For this purpose, they can be used in the processes known for the mass coloration of polymers, in which case they are used in particular in the form of masterbatches or solutions or in the form of the preparations described above.

To achieve good bleed fastnesses for the colored polymer, it is preferable to use dyes of sufficiently high molar mass.

The dyes of formula (I) have advantages in bleed or migration fastness over the commercially available solvent dyes in the polymer mass coloration of polyolefins in particular. These advantages come into effect in the coloration of polypropylene, polypropylene-co-polymers and polypropylene blends.
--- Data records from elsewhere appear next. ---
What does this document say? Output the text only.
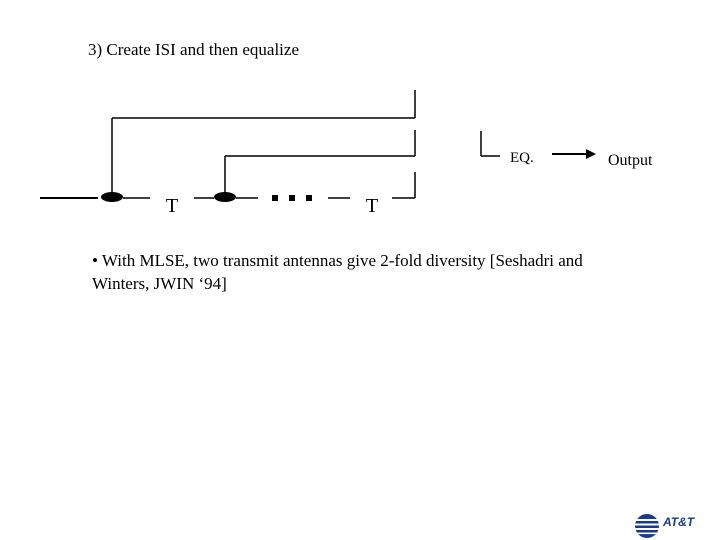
3) Create ISI and then equalize
T	T
EQ.	Output
• With MLSE, two transmit antennas give 2-fold diversity [Seshadri and Winters, JWIN ‘94]
AT&T
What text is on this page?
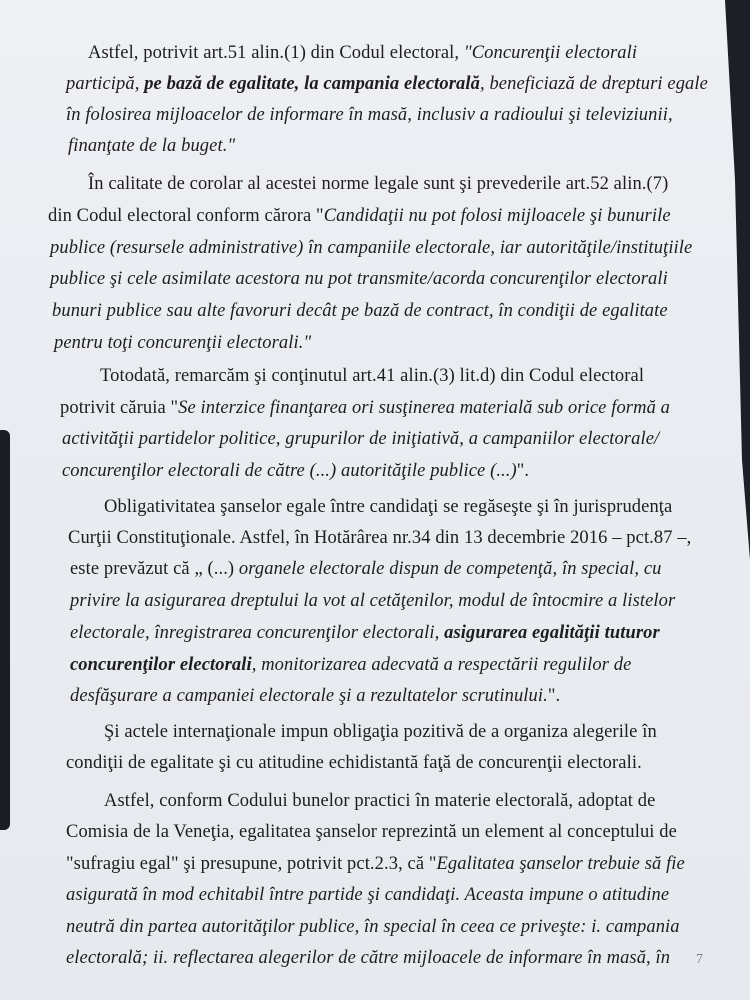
Astfel, potrivit art.51 alin.(1) din Codul electoral, "Concurenţii electorali
participă, pe bază de egalitate, la campania electorală, beneficiază de drepturi egale
în folosirea mijloacelor de informare în masă, inclusiv a radioului şi televiziunii,
finanţate de la buget."
În calitate de corolar al acestei norme legale sunt şi prevederile art.52 alin.(7)
din Codul electoral conform cărora "Candidaţii nu pot folosi mijloacele şi bunurile
publice (resursele administrative) în campaniile electorale, iar autorităţile/instituţiile
publice şi cele asimilate acestora nu pot transmite/acorda concurenţilor electorali
bunuri publice sau alte favoruri decât pe bază de contract, în condiţii de egalitate
pentru toţi concurenţii electorali."
Totodată, remarcăm şi conţinutul art.41 alin.(3) lit.d) din Codul electoral
potrivit căruia "Se interzice finanţarea ori susţinerea materială sub orice formă a
activităţii partidelor politice, grupurilor de iniţiativă, a campaniilor electorale/
concurenţilor electorali de către (...) autorităţile publice (...)".
Obligativitatea şanselor egale între candidaţi se regăseşte şi în jurisprudenţa
Curţii Constituţionale. Astfel, în Hotărârea nr.34 din 13 decembrie 2016 – pct.87 –,
este prevăzut că „ (...) organele electorale dispun de competenţă, în special, cu
privire la asigurarea dreptului la vot al cetăţenilor, modul de întocmire a listelor
electorale, înregistrarea concurenţilor electorali, asigurarea egalităţii tuturor
concurenţilor electorali, monitorizarea adecvată a respectării regulilor de
desfăşurare a campaniei electorale şi a rezultatelor scrutinului.".
Şi actele internaţionale impun obligaţia pozitivă de a organiza alegerile în
condiţii de egalitate şi cu atitudine echidistantă faţă de concurenţii electorali.
Astfel, conform Codului bunelor practici în materie electorală, adoptat de
Comisia de la Veneţia, egalitatea şanselor reprezintă un element al conceptului de
"sufragiu egal" şi presupune, potrivit pct.2.3, că "Egalitatea şanselor trebuie să fie
asigurată în mod echitabil între partide şi candidaţi. Aceasta impune o atitudine
neutră din partea autorităţilor publice, în special în ceea ce priveşte: i. campania
electorală; ii. reflectarea alegerilor de către mijloacele de informare în masă, în 7
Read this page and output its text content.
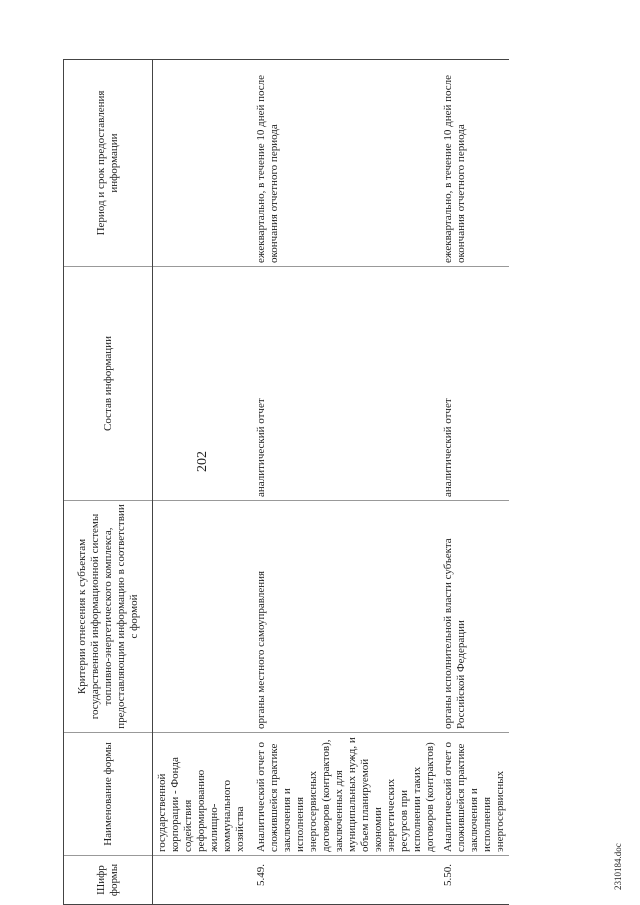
202
Шифр формы	Наименование формы	Критерии отнесения к субъектам государственной информационной системы топливно-энергетического комплекса, предоставляющим информацию в соответствии с формой	Состав информации	Период и срок предоставления информации
	государственной корпорации - Фонда содействия реформированию жилищно-коммунального хозяйства			
5.49.	Аналитический отчет о сложившейся практике заключения и исполнения энергосервисных договоров (контрактов), заключенных для муниципальных нужд, и объем планируемой экономии энергетических ресурсов при исполнении таких договоров (контрактов)	органы местного самоуправления	аналитический отчет	ежеквартально, в течение 10 дней после окончания отчетного периода
5.50.	Аналитический отчет о сложившейся практике заключения и исполнения энергосервисных	органы исполнительной власти субъекта Российской Федерации	аналитический отчет	ежеквартально, в течение 10 дней после окончания отчетного периода
2310184.doc
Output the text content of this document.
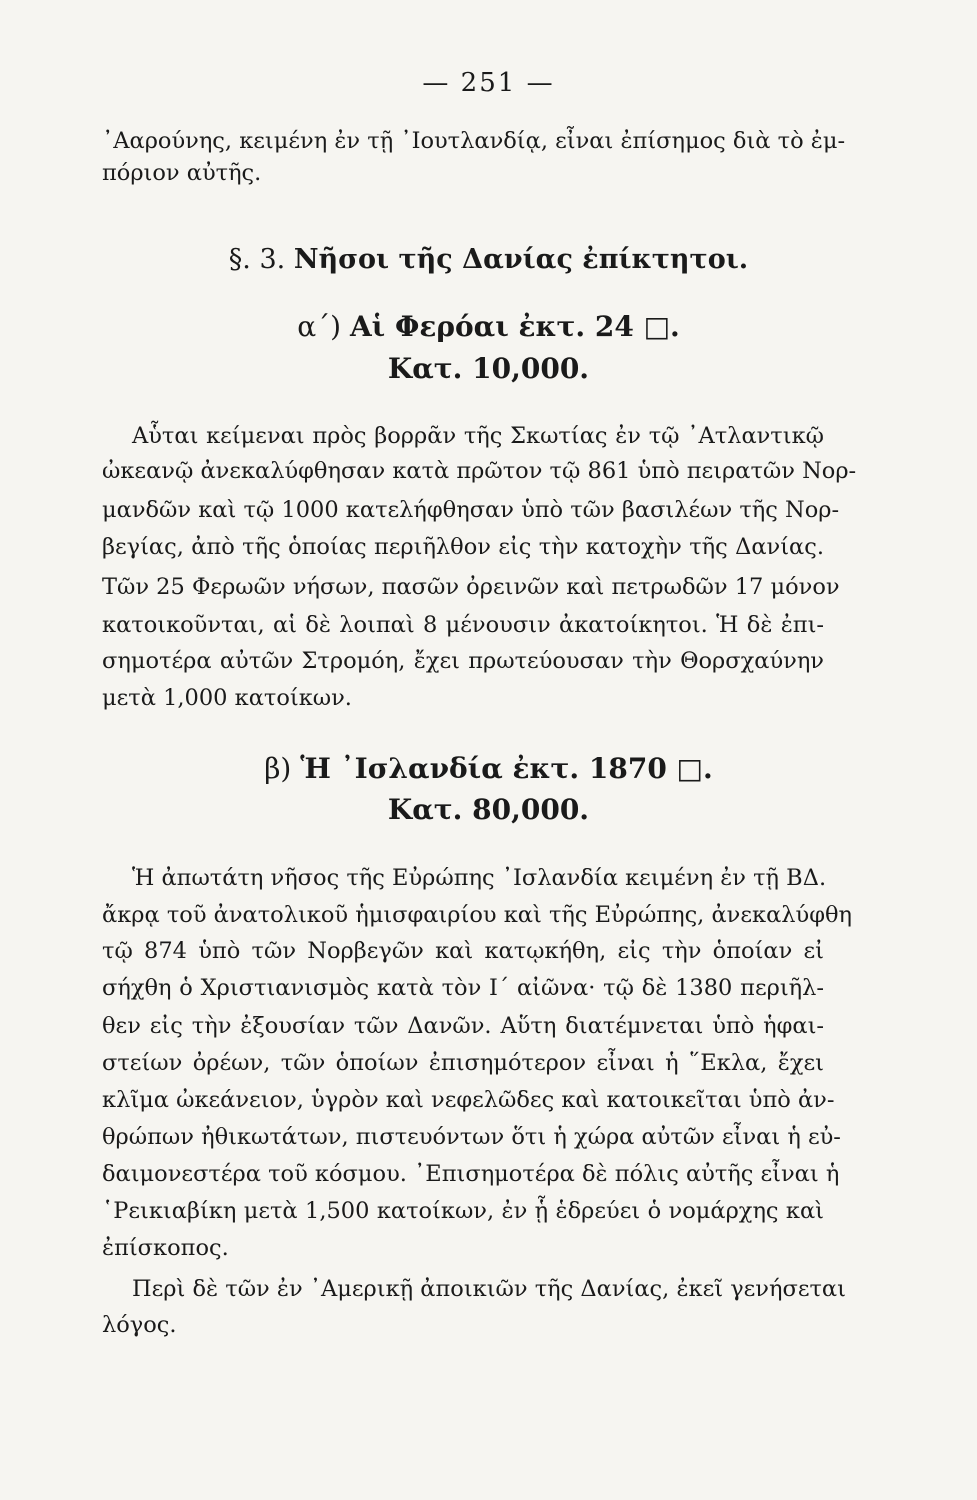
— 251 —
᾿Ααρούνης, κειμένη ἐν τῇ ᾿Ιουτλανδίᾳ, εἶναι ἐπίσημος διὰ τὸ ἐμ-
πόριον αὐτῆς.
§. 3. Νῆσοι τῆς Δανίας ἐπίκτητοι.
α΄) Αἱ Φερόαι ἐκτ. 24 □.
Κατ. 10,000.
Αὗται κείμεναι πρὸς βορρᾶν τῆς Σκωτίας ἐν τῷ ᾿Ατλαντικῷ
ὠκεανῷ ἀνεκαλύφθησαν κατὰ πρῶτον τῷ 861 ὑπὸ πειρατῶν Νορ-
μανδῶν καὶ τῷ 1000 κατελήφθησαν ὑπὸ τῶν βασιλέων τῆς Νορ-
βεγίας, ἀπὸ τῆς ὁποίας περιῆλθον εἰς τὴν κατοχὴν τῆς Δανίας.
Τῶν 25 Φερωῶν νήσων, πασῶν ὀρεινῶν καὶ πετρωδῶν 17 μόνον
κατοικοῦνται, αἱ δὲ λοιπαὶ 8 μένουσιν ἀκατοίκητοι. Ἡ δὲ ἐπι-
σημοτέρα αὐτῶν Στρομόη, ἔχει πρωτεύουσαν τὴν Θορσχαύνην
μετὰ 1,000 κατοίκων.
β) Ἡ ᾿Ισλανδία ἐκτ. 1870 □.
Κατ. 80,000.
Ἡ ἀπωτάτη νῆσος τῆς Εὐρώπης ᾿Ισλανδία κειμένη ἐν τῇ ΒΔ.
ἄκρᾳ τοῦ ἀνατολικοῦ ἡμισφαιρίου καὶ τῆς Εὐρώπης, ἀνεκαλύφθη
τῷ 874 ὑπὸ τῶν Νορβεγῶν καὶ κατῳκήθη, εἰς τὴν ὁποίαν εἰ
σήχθη ὁ Χριστιανισμὸς κατὰ τὸν Ι΄ αἰῶνα· τῷ δὲ 1380 περιῆλ-
θεν εἰς τὴν ἐξουσίαν τῶν Δανῶν. Αὕτη διατέμνεται ὑπὸ ἡφαι-
στείων ὀρέων, τῶν ὁποίων ἐπισημότερον εἶναι ἡ ῞Εκλα, ἔχει
κλῖμα ὠκεάνειον, ὑγρὸν καὶ νεφελῶδες καὶ κατοικεῖται ὑπὸ ἀν-
θρώπων ἠθικωτάτων, πιστευόντων ὅτι ἡ χώρα αὐτῶν εἶναι ἡ εὐ-
δαιμονεστέρα τοῦ κόσμου. ᾿Επισημοτέρα δὲ πόλις αὐτῆς εἶναι ἡ
῾Ρεικιαβίκη μετὰ 1,500 κατοίκων, ἐν ᾗ ἑδρεύει ὁ νομάρχης καὶ
ἐπίσκοπος.
Περὶ δὲ τῶν ἐν ᾿Αμερικῇ ἀποικιῶν τῆς Δανίας, ἐκεῖ γενήσεται
λόγος.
The examples hereinbelow serve to elucidate the invention without restricting the invention to these examples. Parts and percentages are by weight, unless otherwise stated. Parts by weight relate to parts by volume as the kilogram to the liter.

Example 1

388.7 g of a compound of formula (Ma)

(94.5% purity) are diazotized in dilute aqueous hydrochloric acid with 5N NaNO ₂ solution and then metered during 30 minutes at 20 ⁰ C into an aqueous solution, acidified with hydrochloric acid, of 1007.4 g of the compound of formula (III) where R ³ , R ^a and R ^c each represent hydrogen and R ^b and R ^d each represent methyl and the sum total of n and m is 13. Then, the pH is adjusted to 3.0 - 3.5 by a total of 244.0 g of sodium carbonate being sprinkled in. After subsequent stirring at room temperature for one hour, the reaction solution is warmed to 35°C and adjusted to pH 11.5 during 2 h by metered addition of altogether 200 ml of 20% NaOH solution. After the reaction has ended, the pH is brought back down to pH 7.0 - 7.5 with dilute hydrochloric acid. The precipitated dye is separated from the aqueous phase, washed twice with water and dried at 80 ⁰ C under reduced pressure to leave 1123 g of the dye (Ia1).

Example 2

Example 1 is repeated except that the reaction solution, after adjustment to pH

3.0 - 3.5, is admixed with 143.3 g of bis(2-methoxyethyl)amine before the rest of the procedure is carried out similarly to example 1. 1185.5 g of the dye (Ia2) are obtained.

Example 3

Example 1 is repeated except that 1705.8 g of the compound of formula (III) where R ³ represents methyl and in a first region R ^b and R ^d each represent methyl and R ^a and R ^c each represent hydrogen with the sum total of n and m being = 20 and in a second region R ^a to R ^d each represent hydrogen with the sum total of n and m being = 7, are added by metered addition. 1772.7 g of the dye (Ia4) are obtained.

Example 4

Example 2 is repeated using the compound of formula (III) from example 3. 1960.1 g of the dye (Ia5) are obtained.

Example 5

Example 2 is repeated using 143.3 g of bis(2-hydroxypropyl)amine and the compound of formula (III) from example 3. 1720.0 g of the dye (Ia7) are obtained.

Example 6

Example 2 is repeated using 93.7 g of morpholine. 1184.3 g of the dye (Ia8) are obtained. Example 7

Example 2 is repeated using 139.1 g of di-n-butylamine. 1218.6 g of the dye (Ia9) are obtained.

Example 8

Example 2 is repeated using 78.7 g of diethylamine. 1123.4 g of the dye (IaIO) are obtained.